РОЗЕНЦВЕЙГ. Есть вещи, которые изменить нельзя!

Г.А. О чем вы говорите, Сенечка? Что нельзя сделать? Я прошу найти люфты, в которые может вступать Евгений Алексеевич!

РОЗЕНЦВЕЙГ. Из этой песни невозможно сделать дуэт, уверяю вас. ЛЕБЕДЕВ. Не надо никаких люфт-пауз, я так могу вступать.

Г.А. Нет, без люфт-пауз грязно.

ВОЛКОВ. Георгий Александрович! Мне кажется, дело вот в чем. Сейчас не получается, как вы говорите, обучение сосунка. Это происходит потому, что, на мой взгляд, Евгений Алексеевич рано вступает в песню. Я подхожу к нему: «Жеребчик я». Он повторяет: «Жеребчик я». А надо, как мне кажется, вступать, когда я спел: «Чего ж не ржать, когда весна, чего ж не ржать?» И он заржал. Тогда у нас обучение получится.

ЛЕБЕДЕВ. Это правильно Миша предлагает.

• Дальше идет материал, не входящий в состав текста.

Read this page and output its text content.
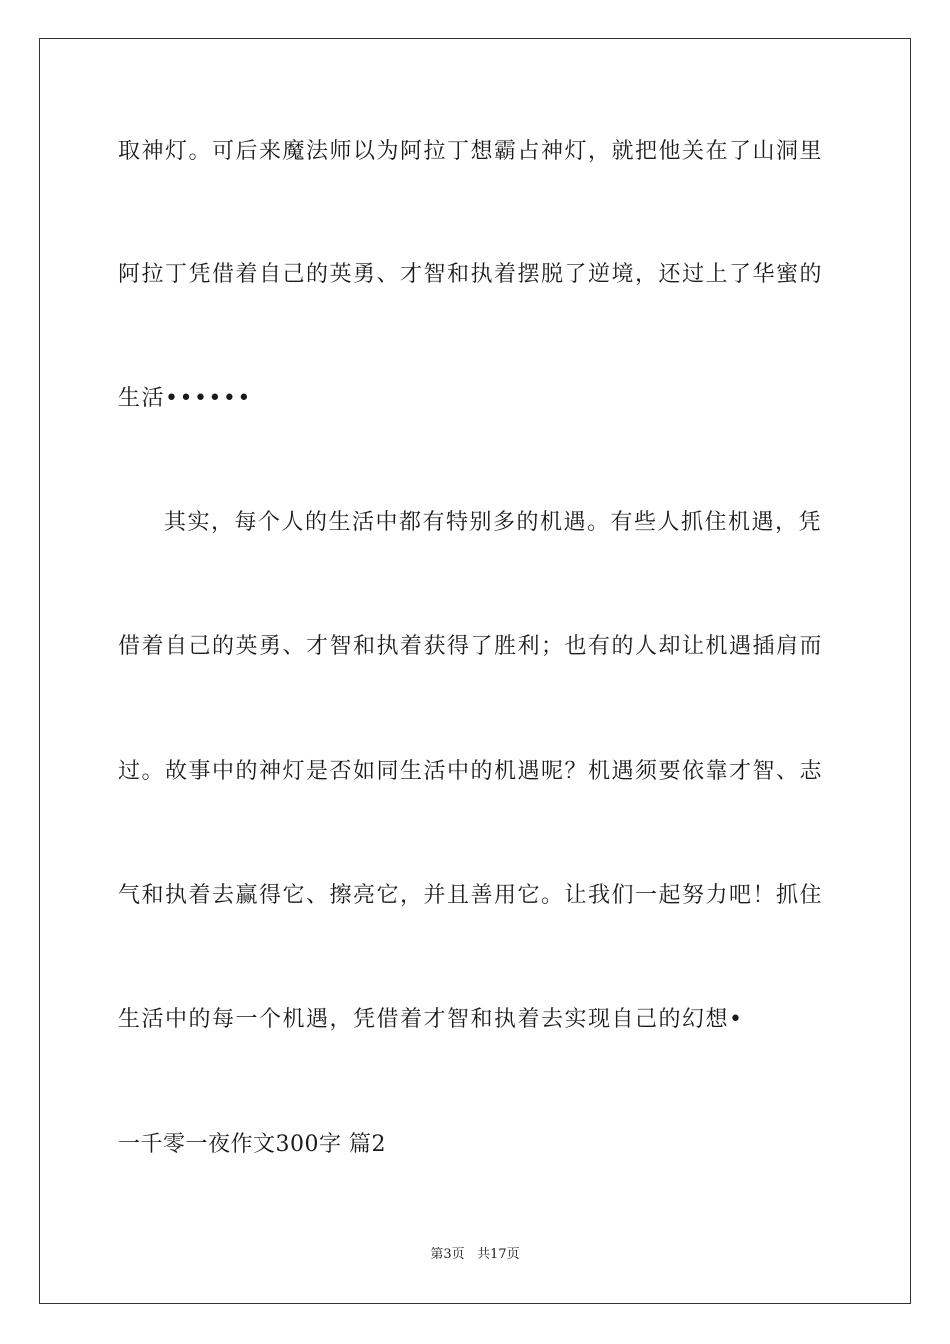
取神灯。可后来魔法师以为阿拉丁想霸占神灯，就把他关在了山洞里
阿拉丁凭借着自己的英勇、才智和执着摆脱了逆境，还过上了华蜜的
生活••••••
其实，每个人的生活中都有特别多的机遇。有些人抓住机遇，凭
借着自己的英勇、才智和执着获得了胜利；也有的人却让机遇插肩而
过。故事中的神灯是否如同生活中的机遇呢？机遇须要依靠才智、志
气和执着去赢得它、擦亮它，并且善用它。让我们一起努力吧！抓住
生活中的每一个机遇，凭借着才智和执着去实现自己的幻想•
一千零一夜作文300字 篇2
第3页   共17页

Я попробую, но вступать могу без специальных пауз. Вот, пожалуйста, Миша, начни любую песню. «Что стоишь, качаясь?» — помнишь?

457

¶ВОЛКОВ. Да. ЛЕБЕДЕВ. Давай!

ВОЛКОВ (поет). «Что стоишь, качаясь, тонкая рябина...» ЛЕБЕДЕВ (вторит). Что стоишь, качаясь...

ВОЛКОВ. Голову склоняя...

ЛЕБЕДЕВ. ...тонкая рябина...

ВОЛКОВ. ...До самого тына...

ЛЕБЕДЕВ. ...голову склоняя...

ВОЛКОВ. Ну вот, песни-то нет. ЛЕБЕДЕВ. Почему — нет?